Сохранилась довольно обширная переписка П. и Булгакова за 1928–1939 гг. В первом из известных писем от 8 сентября 1928 г. П. писал с Кавказа, имея в виду пьесу «Бег»: «Вы сами знаете, как приходится страдать от отсутствия настоящей литературы в теперешнее время, — за прошлый год в театрах не удалось посмотреть ни одной мало-мальски ценной вещи; и вот есть основание предполагать, что в предстоящем году удастся посмотреть одно действительно ценное произведение» (надежды, как известно, не оправдались, поскольку «Бег» был запрещен). Предметом обсуждения в переписке стало содержание и судьбы пьес «Кабала святош», «Адам и Ева», «Блаженство» и театральной и кинематографической инсценировок «Мертвых душ», равно как и возобновление (после снятия в 1929 г.) «Дней Турбиных». П. блистал остроумием, Булгаков ему не уступал. Так, 28 февраля 1932 г. П. сообщал из Ленинграда:
«Вот марксистов тут меньше, чем в Москве, поэтому я об экономических основах Турбинской пьесы и не подумал; на первое представление не успел попасть…». А по поводу «Блаженства» он писал 6 марта 1934 г.: «2222-й год (время действия в пьесе. — Б. С.) меня очень интересует. Я очень люблю и ценю чисто научные прозрения в будущее». П. имел склонность к сравнительно-литературоведческим исследованиям. 19 марта 1934 г. он поделился с Булгаковым очередным открытием: «Сегодня решил не заниматься читаю французский роман, заподозрив, что дедушка Толстой недаром его читал, называется он «Une femme genante» («Стеснительная женщина» (фр.) — Б. С.), а главный герой Corentin, пропусти букву Т и выйдет недурной русский роман, а Толстой любил qui pro quo (один вместо другого (лат.), в значении путаница, недоразумение. — Б. С.)». Несомненно, от П. с его огромной эрудицией не могло укрыться, что и Булгаков «недаром» читал многие произведения мировой литературы, отразившиеся в его творчестве.
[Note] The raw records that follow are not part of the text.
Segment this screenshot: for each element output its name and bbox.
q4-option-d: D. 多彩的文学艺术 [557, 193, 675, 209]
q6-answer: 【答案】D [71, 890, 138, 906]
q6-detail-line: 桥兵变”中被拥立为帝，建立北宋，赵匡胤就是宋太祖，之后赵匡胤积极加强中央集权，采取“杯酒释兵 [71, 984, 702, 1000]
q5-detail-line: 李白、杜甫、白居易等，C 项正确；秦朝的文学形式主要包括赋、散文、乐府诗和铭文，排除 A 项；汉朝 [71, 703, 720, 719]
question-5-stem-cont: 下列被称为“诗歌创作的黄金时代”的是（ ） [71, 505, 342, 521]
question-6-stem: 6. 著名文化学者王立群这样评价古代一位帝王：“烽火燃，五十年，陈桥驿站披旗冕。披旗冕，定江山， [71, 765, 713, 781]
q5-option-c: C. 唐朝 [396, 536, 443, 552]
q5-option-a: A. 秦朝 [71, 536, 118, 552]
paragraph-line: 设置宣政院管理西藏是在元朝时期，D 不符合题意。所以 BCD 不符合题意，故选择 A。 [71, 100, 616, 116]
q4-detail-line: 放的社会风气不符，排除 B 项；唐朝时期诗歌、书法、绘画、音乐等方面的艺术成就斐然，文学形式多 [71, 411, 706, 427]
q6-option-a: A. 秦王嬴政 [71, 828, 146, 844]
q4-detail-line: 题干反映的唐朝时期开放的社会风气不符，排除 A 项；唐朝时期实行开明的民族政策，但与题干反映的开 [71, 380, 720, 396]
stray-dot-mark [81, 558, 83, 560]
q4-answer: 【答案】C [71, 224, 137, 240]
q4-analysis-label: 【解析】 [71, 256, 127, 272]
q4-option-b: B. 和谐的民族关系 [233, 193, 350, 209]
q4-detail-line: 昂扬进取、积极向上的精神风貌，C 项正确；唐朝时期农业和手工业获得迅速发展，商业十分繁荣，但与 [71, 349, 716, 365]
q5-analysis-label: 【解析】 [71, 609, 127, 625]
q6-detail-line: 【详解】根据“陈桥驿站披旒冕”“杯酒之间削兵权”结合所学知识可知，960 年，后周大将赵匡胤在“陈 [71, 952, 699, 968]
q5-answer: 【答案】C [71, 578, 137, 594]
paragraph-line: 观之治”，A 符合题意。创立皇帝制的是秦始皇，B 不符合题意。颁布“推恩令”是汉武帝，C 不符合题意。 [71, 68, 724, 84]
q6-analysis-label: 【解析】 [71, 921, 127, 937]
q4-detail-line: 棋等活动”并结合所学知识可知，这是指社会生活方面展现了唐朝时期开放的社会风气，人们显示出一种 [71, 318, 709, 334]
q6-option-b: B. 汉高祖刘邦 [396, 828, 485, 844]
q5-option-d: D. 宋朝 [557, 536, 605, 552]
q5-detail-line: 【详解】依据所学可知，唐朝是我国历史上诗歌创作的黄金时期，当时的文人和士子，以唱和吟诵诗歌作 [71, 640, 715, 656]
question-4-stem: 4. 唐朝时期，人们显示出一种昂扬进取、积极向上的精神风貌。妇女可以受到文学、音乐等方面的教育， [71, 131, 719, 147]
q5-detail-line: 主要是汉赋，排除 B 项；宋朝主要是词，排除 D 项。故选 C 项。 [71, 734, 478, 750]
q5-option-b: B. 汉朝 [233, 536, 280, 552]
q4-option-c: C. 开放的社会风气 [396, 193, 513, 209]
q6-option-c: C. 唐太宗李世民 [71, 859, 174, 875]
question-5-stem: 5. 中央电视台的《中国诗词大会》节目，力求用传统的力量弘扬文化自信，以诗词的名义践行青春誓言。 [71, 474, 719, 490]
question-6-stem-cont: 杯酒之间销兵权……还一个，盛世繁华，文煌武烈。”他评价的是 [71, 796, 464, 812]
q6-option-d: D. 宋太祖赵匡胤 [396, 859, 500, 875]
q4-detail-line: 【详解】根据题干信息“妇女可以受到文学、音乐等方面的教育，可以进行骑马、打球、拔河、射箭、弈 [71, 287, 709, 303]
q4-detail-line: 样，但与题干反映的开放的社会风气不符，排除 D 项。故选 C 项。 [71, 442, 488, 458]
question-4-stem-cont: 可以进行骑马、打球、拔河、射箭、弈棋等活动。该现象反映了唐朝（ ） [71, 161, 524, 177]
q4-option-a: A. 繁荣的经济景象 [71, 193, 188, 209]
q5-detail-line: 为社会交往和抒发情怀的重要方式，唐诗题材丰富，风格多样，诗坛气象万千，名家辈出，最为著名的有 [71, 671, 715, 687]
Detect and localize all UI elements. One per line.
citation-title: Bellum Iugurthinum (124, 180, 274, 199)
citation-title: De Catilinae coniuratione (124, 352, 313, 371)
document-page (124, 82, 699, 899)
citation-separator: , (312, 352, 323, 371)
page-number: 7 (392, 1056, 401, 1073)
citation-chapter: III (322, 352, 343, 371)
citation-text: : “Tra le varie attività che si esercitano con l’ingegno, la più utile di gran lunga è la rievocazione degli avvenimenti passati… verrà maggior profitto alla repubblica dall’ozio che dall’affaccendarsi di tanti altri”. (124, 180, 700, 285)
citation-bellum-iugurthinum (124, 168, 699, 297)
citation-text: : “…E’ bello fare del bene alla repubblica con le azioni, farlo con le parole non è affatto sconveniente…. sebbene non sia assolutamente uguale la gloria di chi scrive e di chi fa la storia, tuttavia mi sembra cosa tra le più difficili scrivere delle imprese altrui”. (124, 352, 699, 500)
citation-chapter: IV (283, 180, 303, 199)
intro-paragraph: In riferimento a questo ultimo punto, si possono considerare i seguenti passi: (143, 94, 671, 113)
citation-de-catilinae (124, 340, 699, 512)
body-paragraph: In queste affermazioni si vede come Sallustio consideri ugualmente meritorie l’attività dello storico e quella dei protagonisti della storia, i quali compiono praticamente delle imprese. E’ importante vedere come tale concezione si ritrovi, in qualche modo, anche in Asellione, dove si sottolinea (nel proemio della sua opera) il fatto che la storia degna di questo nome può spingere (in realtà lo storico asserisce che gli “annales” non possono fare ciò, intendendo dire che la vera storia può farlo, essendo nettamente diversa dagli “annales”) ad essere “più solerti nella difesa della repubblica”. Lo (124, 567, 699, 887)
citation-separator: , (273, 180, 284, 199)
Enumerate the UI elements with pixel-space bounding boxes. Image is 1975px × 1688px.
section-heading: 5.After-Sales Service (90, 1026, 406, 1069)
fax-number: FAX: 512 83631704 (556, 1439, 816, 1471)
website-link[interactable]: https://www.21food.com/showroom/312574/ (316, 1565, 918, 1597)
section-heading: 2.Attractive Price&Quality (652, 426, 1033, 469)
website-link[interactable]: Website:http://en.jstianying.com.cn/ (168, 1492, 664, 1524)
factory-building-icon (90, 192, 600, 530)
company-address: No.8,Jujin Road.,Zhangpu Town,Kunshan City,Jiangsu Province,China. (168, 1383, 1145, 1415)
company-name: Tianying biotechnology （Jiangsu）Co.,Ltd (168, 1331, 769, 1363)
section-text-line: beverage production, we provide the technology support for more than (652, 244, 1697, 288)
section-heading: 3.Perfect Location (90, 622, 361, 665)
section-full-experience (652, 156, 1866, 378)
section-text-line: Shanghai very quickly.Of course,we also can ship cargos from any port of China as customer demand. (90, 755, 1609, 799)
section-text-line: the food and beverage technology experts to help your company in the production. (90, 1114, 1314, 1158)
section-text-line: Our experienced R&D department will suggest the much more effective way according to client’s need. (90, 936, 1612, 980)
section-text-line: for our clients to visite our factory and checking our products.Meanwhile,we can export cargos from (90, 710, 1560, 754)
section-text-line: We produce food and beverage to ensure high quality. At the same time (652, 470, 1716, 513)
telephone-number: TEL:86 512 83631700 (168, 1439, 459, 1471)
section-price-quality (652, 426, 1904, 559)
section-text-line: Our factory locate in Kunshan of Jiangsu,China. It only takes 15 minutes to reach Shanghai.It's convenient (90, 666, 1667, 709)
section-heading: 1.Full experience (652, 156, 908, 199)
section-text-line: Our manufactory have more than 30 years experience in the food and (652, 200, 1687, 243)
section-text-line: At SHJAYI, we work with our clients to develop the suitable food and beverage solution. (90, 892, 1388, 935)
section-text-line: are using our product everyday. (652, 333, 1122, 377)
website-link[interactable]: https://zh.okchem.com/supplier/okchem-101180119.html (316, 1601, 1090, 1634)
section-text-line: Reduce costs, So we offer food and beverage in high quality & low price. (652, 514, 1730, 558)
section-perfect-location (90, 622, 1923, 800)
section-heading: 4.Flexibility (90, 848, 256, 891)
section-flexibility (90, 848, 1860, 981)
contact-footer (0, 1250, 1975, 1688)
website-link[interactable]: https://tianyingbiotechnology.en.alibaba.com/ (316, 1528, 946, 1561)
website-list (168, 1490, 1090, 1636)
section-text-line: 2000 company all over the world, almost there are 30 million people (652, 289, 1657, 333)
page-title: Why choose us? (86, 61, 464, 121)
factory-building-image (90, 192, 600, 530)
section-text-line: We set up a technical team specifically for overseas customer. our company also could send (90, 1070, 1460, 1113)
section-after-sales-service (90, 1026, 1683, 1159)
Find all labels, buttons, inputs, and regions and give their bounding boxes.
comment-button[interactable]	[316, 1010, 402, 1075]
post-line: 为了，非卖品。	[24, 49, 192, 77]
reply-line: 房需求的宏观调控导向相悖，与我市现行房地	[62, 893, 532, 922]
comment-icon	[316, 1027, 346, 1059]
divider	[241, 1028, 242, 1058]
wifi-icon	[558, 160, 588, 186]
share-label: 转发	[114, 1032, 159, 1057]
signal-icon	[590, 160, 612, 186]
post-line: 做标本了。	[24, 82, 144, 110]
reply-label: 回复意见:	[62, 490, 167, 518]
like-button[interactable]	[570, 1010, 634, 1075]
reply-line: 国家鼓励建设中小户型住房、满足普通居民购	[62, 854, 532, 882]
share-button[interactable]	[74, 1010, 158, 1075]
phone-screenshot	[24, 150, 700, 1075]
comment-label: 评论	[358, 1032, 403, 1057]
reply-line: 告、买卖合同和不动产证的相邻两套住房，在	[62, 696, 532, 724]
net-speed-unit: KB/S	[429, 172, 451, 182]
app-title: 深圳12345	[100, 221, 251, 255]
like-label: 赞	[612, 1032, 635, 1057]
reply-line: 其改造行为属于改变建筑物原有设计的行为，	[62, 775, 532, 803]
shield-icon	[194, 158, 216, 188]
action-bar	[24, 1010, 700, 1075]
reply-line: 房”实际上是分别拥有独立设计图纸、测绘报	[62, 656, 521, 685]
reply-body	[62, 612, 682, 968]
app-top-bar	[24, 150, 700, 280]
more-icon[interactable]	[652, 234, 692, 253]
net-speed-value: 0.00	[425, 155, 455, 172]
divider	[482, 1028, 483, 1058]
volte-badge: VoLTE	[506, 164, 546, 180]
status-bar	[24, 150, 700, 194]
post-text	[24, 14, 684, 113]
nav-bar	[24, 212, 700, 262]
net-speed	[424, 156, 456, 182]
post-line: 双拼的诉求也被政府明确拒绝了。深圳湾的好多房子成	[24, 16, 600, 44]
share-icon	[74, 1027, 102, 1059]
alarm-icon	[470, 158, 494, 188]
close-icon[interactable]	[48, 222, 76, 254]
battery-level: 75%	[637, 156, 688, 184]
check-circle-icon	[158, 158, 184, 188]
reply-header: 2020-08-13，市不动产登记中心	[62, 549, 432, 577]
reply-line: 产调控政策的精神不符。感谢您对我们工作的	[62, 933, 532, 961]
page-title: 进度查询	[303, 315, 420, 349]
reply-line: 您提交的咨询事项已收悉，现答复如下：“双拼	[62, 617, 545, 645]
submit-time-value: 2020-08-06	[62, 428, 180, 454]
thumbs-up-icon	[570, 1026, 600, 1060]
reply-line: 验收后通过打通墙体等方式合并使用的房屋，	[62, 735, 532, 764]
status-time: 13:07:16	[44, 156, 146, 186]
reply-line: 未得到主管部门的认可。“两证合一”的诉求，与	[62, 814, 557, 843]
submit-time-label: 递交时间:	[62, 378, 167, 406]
В булгаковском письме П. от 25 января 1932 г. отчетливо сквозит пессимизм, вызванный продолжающимся запретом всех пьес и личной драмой невозможностью встречаться с будущей третьей женой Е. С. Булгаковой и постепенным распадом брака со второй женой Л. Е. Белозерской: «Бессонница, ныне верная подруга моя, приходит на помощь и водит пером. Подруги, как известно, изменяют. О, как желал бы я, чтобы эта изменила мне!